Not true, Mr. Woodward reported later that night. “They’ve gone up.”
“Medicare’s monthly premium for outpatient care has gone up in recent years,” he writes. It rose by $5 a month in 2013, up from $99.90 in 2012. Mr. Obama’s health care law also raised Medicare premiums for upper-income beneficiaries, and both the president and Republicans have proposed to expand that.”
Reciting a long litany of health care services his new law offers, Mr. Obama boasts that “we did all this while adding years to Medicare’s finances.”
Mr. Woodward points out that this questionable claim “is hotly debated.”
On paper, as a result of Obamacare’s cuts to Medicare service providers, inpatient care has supposedly gained a decade of solvency. “In practice, those savings cannot simultaneously be used to expand coverage for the uninsured and shore up Medicare,” he writes.
Another whopper in Mr. Obama’s speech was his claim that he will raise hourly pay for certain low-income Americans simply by the stroke of his pen.

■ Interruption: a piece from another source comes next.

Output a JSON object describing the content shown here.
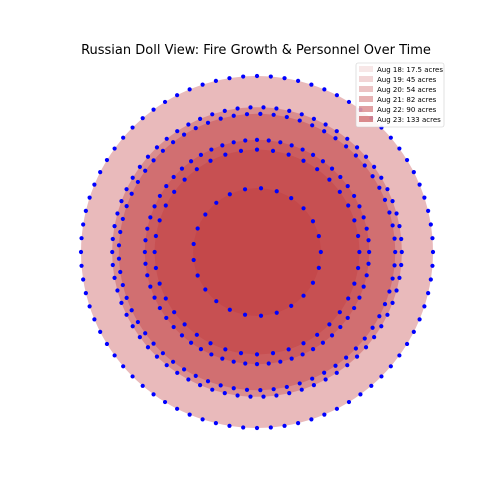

“In the coming weeks, I will issue an executive order requiring federal contractors to pay their federally funded employees a fair wage of at least $10.10 an hour, because if you cook our troops’ meals or wash their dishes, you shouldn’t have to live in poverty.”
This is a cruel political shell game to avoid dealing with the fundamental causes of stagnant wages in a still sluggish economy. Most federal contract employees are already paid more than $10.10 an hour; in fact, often much more. It will not raise the pay of a single current federal worker, only new hires. It won’t kick in until 2015 or later.
Mr. Obama and his desperate speechwriters threw every half-baked idea they could find into this speech, making up preposterous claims and playing fast and loose with the facts.
Entirely missing from Mr. Obama’s address is a well thought-out, investment-driven plan to accelerate the economy’s growth rate, the only time-tested way to create jobs and boost incomes. He still doesn’t get it.
Donald Lambro is a syndicated columnist and contributor to The Washington Times.